The hours of this day are rapidly flying, and this occasion will soon be passed. Neither we nor our children can expect to behold its return. They are in the distant regions of futurity, they exist only in the all-creating power of God, who shall stand here a hundred years hence, to trace, through us, their descent from the Pilgrims, and to survey, as we have now surveyed, the progress of their country during the lapse of a century. We would anticipate their concurrence with us in our sentiments of deep regard for our common ancestors. We would anticipate and partake the pleasure with which they will then recount the steps of New England’s advancement. On the morning of that day, although it will not disturb us in our repose, the voice of acclamation and gratitude, commencing on the Rock of Plymouth, shall be transmitted through millions of the sons of the Pilgrims, till it lose itself in the murmurs of the Pacific seas.

We would leave, for the consideration of those who shall then occupy our places, some proof that we hold the blessings transmitted from our fathers in just estimation; some proof of our attachment to the cause of good government, and of civil and religious liberty; some proof of a sincere and ardent desire to promote everything which may enlarge the understandings and improve the hearts of men. And when, from the long distance of a hundred years, they shall look back upon us, they shall know, at least, that we possessed affections which, running backward and warming with gratitude for what our ancestors have done for our happiness, run forward also to our posterity, and meet them with cordial salutation, ere yet they have arrived on the shore of being.

Advance, then, ye future generations! We would hail you, as you rise in your long succession, to fill the places which we now fill, and to taste the blessings of existence where we are passing, and soon shall have passed, our own human duration.
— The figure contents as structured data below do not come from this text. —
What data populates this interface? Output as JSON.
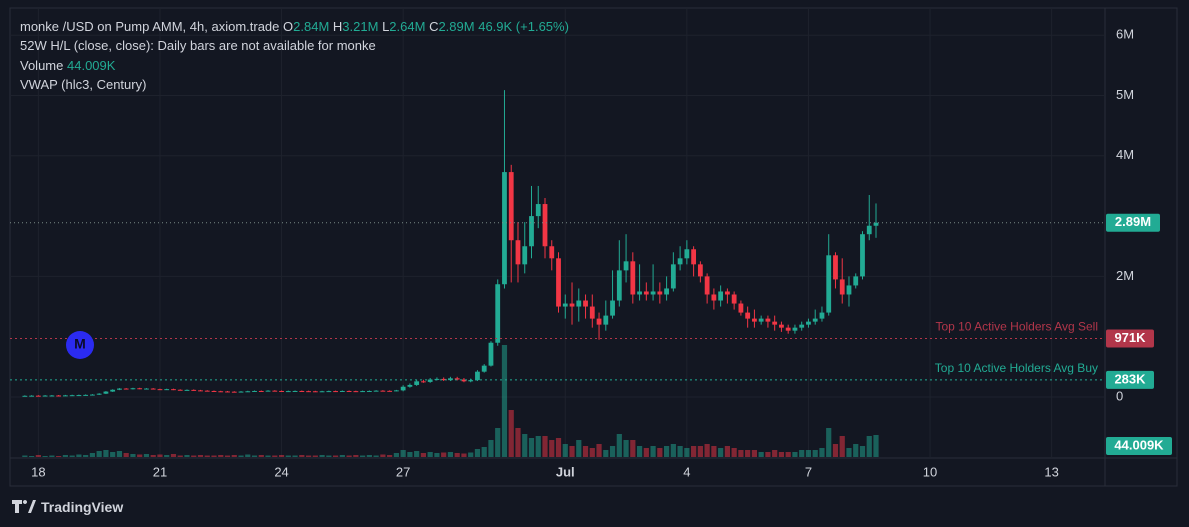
{
  "chart_data": {
    "type": "candlestick",
    "title": "monke /USD on Pump AMM, 4h, axiom.trade",
    "ohlc_legend": [
      {
        "key": "O",
        "label": "2.84M"
      },
      {
        "key": "H",
        "label": "3.21M"
      },
      {
        "key": "L",
        "label": "2.64M"
      },
      {
        "key": "C",
        "label": "2.89M"
      }
    ],
    "change_label": "46.9K (+1.65%)",
    "study_52w": "52W H/L (close, close): Daily bars are not available for monke",
    "study_vwap": "VWAP (hlc3, Century)",
    "up_color": "#22ab94",
    "down_color": "#f23645",
    "open": [
      18000,
      20000,
      22000,
      21000,
      24000,
      25000,
      24000,
      27000,
      30000,
      32000,
      35000,
      40000,
      55000,
      90000,
      120000,
      140000,
      130000,
      145000,
      135000,
      140000,
      130000,
      125000,
      130000,
      120000,
      115000,
      118000,
      110000,
      105000,
      100000,
      95000,
      92000,
      88000,
      85000,
      90000,
      95000,
      100000,
      98000,
      105000,
      100000,
      95000,
      98000,
      100000,
      97000,
      95000,
      92000,
      95000,
      98000,
      95000,
      100000,
      97000,
      95000,
      98000,
      100000,
      105000,
      102000,
      100000,
      110000,
      170000,
      200000,
      260000,
      250000,
      290000,
      300000,
      280000,
      310000,
      290000,
      260000,
      280000,
      420000,
      520000,
      900000,
      1870000,
      3730000,
      2600000,
      2200000,
      2500000,
      3000000,
      3200000,
      2500000,
      2300000,
      1500000,
      1550000,
      1500000,
      1600000,
      1500000,
      1300000,
      1200000,
      1350000,
      1600000,
      2100000,
      2250000,
      1700000,
      1750000,
      1700000,
      1750000,
      1700000,
      1800000,
      2200000,
      2300000,
      2450000,
      2200000,
      2000000,
      1700000,
      1600000,
      1750000,
      1700000,
      1550000,
      1400000,
      1300000,
      1250000,
      1300000,
      1250000,
      1200000,
      1150000,
      1100000,
      1150000,
      1200000,
      1250000,
      1300000,
      1400000,
      2350000,
      1950000,
      1700000,
      1850000,
      2000000,
      2700000,
      2840000
    ],
    "high": [
      28000,
      30000,
      30000,
      32000,
      33000,
      33000,
      35000,
      38000,
      40000,
      43000,
      48000,
      63000,
      98000,
      128000,
      148000,
      148000,
      153000,
      153000,
      148000,
      148000,
      138000,
      138000,
      138000,
      128000,
      126000,
      126000,
      118000,
      113000,
      108000,
      103000,
      100000,
      96000,
      98000,
      103000,
      108000,
      108000,
      113000,
      113000,
      108000,
      106000,
      108000,
      108000,
      105000,
      103000,
      103000,
      106000,
      106000,
      108000,
      108000,
      105000,
      106000,
      108000,
      113000,
      113000,
      110000,
      118000,
      195000,
      225000,
      285000,
      285000,
      315000,
      325000,
      325000,
      335000,
      335000,
      315000,
      305000,
      445000,
      545000,
      925000,
      1950000,
      5090000,
      3850000,
      2900000,
      2900000,
      3500000,
      3500000,
      3300000,
      2600000,
      2400000,
      1700000,
      1900000,
      1800000,
      1700000,
      1700000,
      1400000,
      1600000,
      2100000,
      2600000,
      2700000,
      2400000,
      2200000,
      1900000,
      2200000,
      1900000,
      2000000,
      2400000,
      2500000,
      2600000,
      2500000,
      2250000,
      2050000,
      1800000,
      1850000,
      1800000,
      1750000,
      1600000,
      1500000,
      1450000,
      1350000,
      1350000,
      1350000,
      1250000,
      1200000,
      1200000,
      1250000,
      1300000,
      1450000,
      1500000,
      2700000,
      2400000,
      2300000,
      2000000,
      2050000,
      2750000,
      3350000,
      3210000
    ],
    "low": [
      12000,
      14000,
      15000,
      15000,
      18000,
      18000,
      18000,
      21000,
      24000,
      26000,
      29000,
      34000,
      49000,
      84000,
      114000,
      124000,
      124000,
      129000,
      129000,
      124000,
      119000,
      119000,
      114000,
      109000,
      109000,
      104000,
      99000,
      94000,
      89000,
      86000,
      82000,
      79000,
      79000,
      84000,
      89000,
      92000,
      92000,
      94000,
      89000,
      89000,
      92000,
      91000,
      89000,
      86000,
      86000,
      89000,
      89000,
      89000,
      91000,
      89000,
      89000,
      92000,
      94000,
      96000,
      94000,
      94000,
      95000,
      155000,
      185000,
      235000,
      235000,
      275000,
      265000,
      265000,
      275000,
      245000,
      245000,
      265000,
      405000,
      505000,
      850000,
      1800000,
      1900000,
      1900000,
      2050000,
      2300000,
      2800000,
      2300000,
      2100000,
      1400000,
      1300000,
      1200000,
      1250000,
      1300000,
      1150000,
      950000,
      1100000,
      1300000,
      1500000,
      1900000,
      1550000,
      1600000,
      1600000,
      1600000,
      1550000,
      1600000,
      1750000,
      2100000,
      2200000,
      2000000,
      1900000,
      1550000,
      1450000,
      1500000,
      1550000,
      1450000,
      1350000,
      1150000,
      1150000,
      1200000,
      1150000,
      1100000,
      1080000,
      1050000,
      1050000,
      1100000,
      1150000,
      1200000,
      1250000,
      1350000,
      1800000,
      1550000,
      1500000,
      1800000,
      1950000,
      2600000,
      2640000
    ],
    "close": [
      20000,
      22000,
      21000,
      24000,
      25000,
      24000,
      27000,
      30000,
      32000,
      35000,
      40000,
      55000,
      90000,
      120000,
      140000,
      130000,
      145000,
      135000,
      140000,
      130000,
      125000,
      130000,
      120000,
      115000,
      118000,
      110000,
      105000,
      100000,
      95000,
      92000,
      88000,
      85000,
      90000,
      95000,
      100000,
      98000,
      105000,
      100000,
      95000,
      98000,
      100000,
      97000,
      95000,
      92000,
      95000,
      98000,
      95000,
      100000,
      97000,
      95000,
      98000,
      100000,
      105000,
      102000,
      100000,
      110000,
      170000,
      200000,
      260000,
      250000,
      290000,
      300000,
      280000,
      310000,
      290000,
      260000,
      280000,
      420000,
      520000,
      900000,
      1870000,
      3730000,
      2600000,
      2200000,
      2500000,
      3000000,
      3200000,
      2500000,
      2300000,
      1500000,
      1550000,
      1500000,
      1600000,
      1500000,
      1300000,
      1200000,
      1350000,
      1600000,
      2100000,
      2250000,
      1700000,
      1750000,
      1700000,
      1750000,
      1700000,
      1800000,
      2200000,
      2300000,
      2450000,
      2200000,
      2000000,
      1700000,
      1600000,
      1750000,
      1700000,
      1550000,
      1400000,
      1300000,
      1250000,
      1300000,
      1250000,
      1200000,
      1150000,
      1100000,
      1150000,
      1200000,
      1250000,
      1300000,
      1400000,
      2350000,
      1950000,
      1700000,
      1850000,
      2000000,
      2700000,
      2840000,
      2890000
    ],
    "volume": {
      "name": "Volume",
      "last_label": "44.009K",
      "values": [
        3000,
        2000,
        4000,
        2000,
        3000,
        2000,
        4000,
        3000,
        5000,
        4000,
        8000,
        12000,
        14000,
        10000,
        12000,
        8000,
        6000,
        5000,
        6000,
        4000,
        5000,
        4000,
        6000,
        3000,
        4000,
        3000,
        4000,
        3000,
        3000,
        4000,
        3000,
        4000,
        3000,
        5000,
        3000,
        4000,
        3000,
        3000,
        4000,
        3000,
        3000,
        4000,
        3000,
        3000,
        4000,
        3000,
        3000,
        4000,
        3000,
        4000,
        3000,
        4000,
        3000,
        5000,
        4000,
        8000,
        14000,
        10000,
        12000,
        8000,
        10000,
        8000,
        9000,
        10000,
        8000,
        7000,
        9000,
        16000,
        20000,
        34000,
        58000,
        224000,
        94000,
        58000,
        46000,
        38000,
        42000,
        42000,
        34000,
        38000,
        26000,
        22000,
        34000,
        22000,
        18000,
        26000,
        14000,
        22000,
        46000,
        34000,
        34000,
        22000,
        18000,
        22000,
        18000,
        22000,
        26000,
        22000,
        18000,
        22000,
        22000,
        26000,
        22000,
        18000,
        22000,
        18000,
        14000,
        14000,
        14000,
        10000,
        10000,
        14000,
        10000,
        10000,
        10000,
        14000,
        14000,
        14000,
        18000,
        58000,
        26000,
        42000,
        18000,
        26000,
        22000,
        42000,
        44009
      ]
    },
    "last_price_label": "2.89M",
    "levels": [
      {
        "name": "Top 10 Active Holders Avg Sell",
        "value": 971000,
        "label": "971K",
        "color": "#b2364a"
      },
      {
        "name": "Top 10 Active Holders Avg Buy",
        "value": 283000,
        "label": "283K",
        "color": "#22ab94"
      }
    ],
    "marker": "M",
    "ylim": [
      -995000,
      6418000
    ],
    "yticks": [
      0,
      {
        "value": 2000000,
        "label": "2M"
      },
      {
        "value": 4000000,
        "label": "4M"
      },
      {
        "value": 5000000,
        "label": "5M"
      },
      {
        "value": 6000000,
        "label": "6M"
      }
    ],
    "xlim": [
      -2.2,
      159.9
    ],
    "xticks": [
      {
        "value": 2,
        "label": "18"
      },
      {
        "value": 20,
        "label": "21"
      },
      {
        "value": 38,
        "label": "24"
      },
      {
        "value": 56,
        "label": "27"
      },
      {
        "value": 80,
        "label": "Jul"
      },
      {
        "value": 98,
        "label": "4"
      },
      {
        "value": 116,
        "label": "7"
      },
      {
        "value": 134,
        "label": "10"
      },
      {
        "value": 152,
        "label": "13"
      }
    ],
    "grid": true
  },
  "footer": {
    "brand": "TradingView"
  }
}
We bid you welcome to this pleasant land of the fathers. We bid you welcome to the healthful skies and the verdant fields of New England. We greet your accession to the great inheritance which we have enjoyed. We welcome you to the blessings of good government and religious liberty. We welcome you to the treasures of science and the delights of learning. We welcome you to the transcendent sweets of domestic life, to the happiness of kindred and parents and children. We welcome you to the immeasurable blessings of rational existence, the immortal hope of Christianity, and the light of everlasting truth!